Since then Melinda has gotten firmly back on the work track. In her memoir she talks about her tussle with Bill over putting her stamp on the foundation. In 2013 she wanted to co-write the forward to their foundation’s annual report, but he refused. “It got hot,” she wrote. “Bill said the process had been working well and he didn’t see why it should change.”
Eventually, after several years of compromise, the couple did co-sign the letter. But as Melinda has said: “He’s had to learn how to be an equal, and I’ve had to learn how to step up and be an equal.”
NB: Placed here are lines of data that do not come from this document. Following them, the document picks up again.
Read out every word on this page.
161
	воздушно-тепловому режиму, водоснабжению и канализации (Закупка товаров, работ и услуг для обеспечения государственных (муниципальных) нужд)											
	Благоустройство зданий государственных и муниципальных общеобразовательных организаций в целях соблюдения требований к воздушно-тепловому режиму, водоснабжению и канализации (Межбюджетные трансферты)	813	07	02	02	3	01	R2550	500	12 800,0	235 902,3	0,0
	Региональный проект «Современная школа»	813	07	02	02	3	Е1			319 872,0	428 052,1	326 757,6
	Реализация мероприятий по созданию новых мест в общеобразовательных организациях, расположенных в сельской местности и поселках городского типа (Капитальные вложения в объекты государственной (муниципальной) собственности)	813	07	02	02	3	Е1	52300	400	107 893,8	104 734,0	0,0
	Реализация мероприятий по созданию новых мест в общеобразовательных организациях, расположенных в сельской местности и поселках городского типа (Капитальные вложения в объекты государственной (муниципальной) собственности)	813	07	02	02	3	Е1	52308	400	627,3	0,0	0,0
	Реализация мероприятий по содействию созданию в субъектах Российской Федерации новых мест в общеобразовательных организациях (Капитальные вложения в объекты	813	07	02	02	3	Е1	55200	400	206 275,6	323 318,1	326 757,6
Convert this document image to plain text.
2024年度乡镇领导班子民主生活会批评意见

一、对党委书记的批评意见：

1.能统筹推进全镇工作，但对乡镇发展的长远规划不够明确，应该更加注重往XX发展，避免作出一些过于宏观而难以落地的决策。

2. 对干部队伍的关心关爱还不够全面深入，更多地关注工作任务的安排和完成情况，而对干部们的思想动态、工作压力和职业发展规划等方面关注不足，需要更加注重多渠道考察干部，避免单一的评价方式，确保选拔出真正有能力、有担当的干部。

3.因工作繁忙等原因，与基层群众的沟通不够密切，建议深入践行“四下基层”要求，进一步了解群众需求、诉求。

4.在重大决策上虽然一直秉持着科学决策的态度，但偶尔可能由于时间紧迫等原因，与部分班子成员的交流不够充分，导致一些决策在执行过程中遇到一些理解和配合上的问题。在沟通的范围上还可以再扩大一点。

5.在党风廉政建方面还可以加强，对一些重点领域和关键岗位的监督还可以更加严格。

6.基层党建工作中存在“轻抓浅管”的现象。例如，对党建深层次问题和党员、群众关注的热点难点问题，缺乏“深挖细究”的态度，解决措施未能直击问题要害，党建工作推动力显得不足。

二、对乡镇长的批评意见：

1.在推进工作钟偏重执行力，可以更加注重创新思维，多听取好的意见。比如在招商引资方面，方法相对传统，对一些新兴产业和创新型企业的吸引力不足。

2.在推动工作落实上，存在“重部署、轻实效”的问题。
In these letters – and in their divorce announcement with its pledge that they will keep working together to address global ills – the Gateses define the general aim of their philanthropy as helping people live “full [or “healthy”] and productive lives”. Productivity is in line with their work ethic and, of course, is a good thing.
But there is an exception: they do not want the poor to produce children.
Contraception is Melinda’s particular emphasis and she talks about it freely as a form of empowering women. Ironically, judging by sub-replacement birthrates in highly developed countries (according to new census figures this week the US rate has plunged to 1.6 births per woman, the lowest in American history) workism might do the job of birth control more cheaply and at the same time more productively than shiploads of pills and injections.
A recent report from the Institute for Family Studies shows that even in some Nordic countries, with all their social support for work-life balance, fertility is falling; among six countries in the region, where work became more important, fertility fell most.
With their brains, their work ethic, money and their social consciences, Bill and Melinda Gates have done a great deal of truly humanitarian work, right up to their contribution to fighting the Covid pandemic.
They are rightly proud of their children, and deserve credit for their struggle to keep their marriage together in recent years. Why they have failed we don’t know, but it could be taken as a warning that work isn’t everything and that success in a career does not guarantee success in the relationships that ultimately give life its meaning.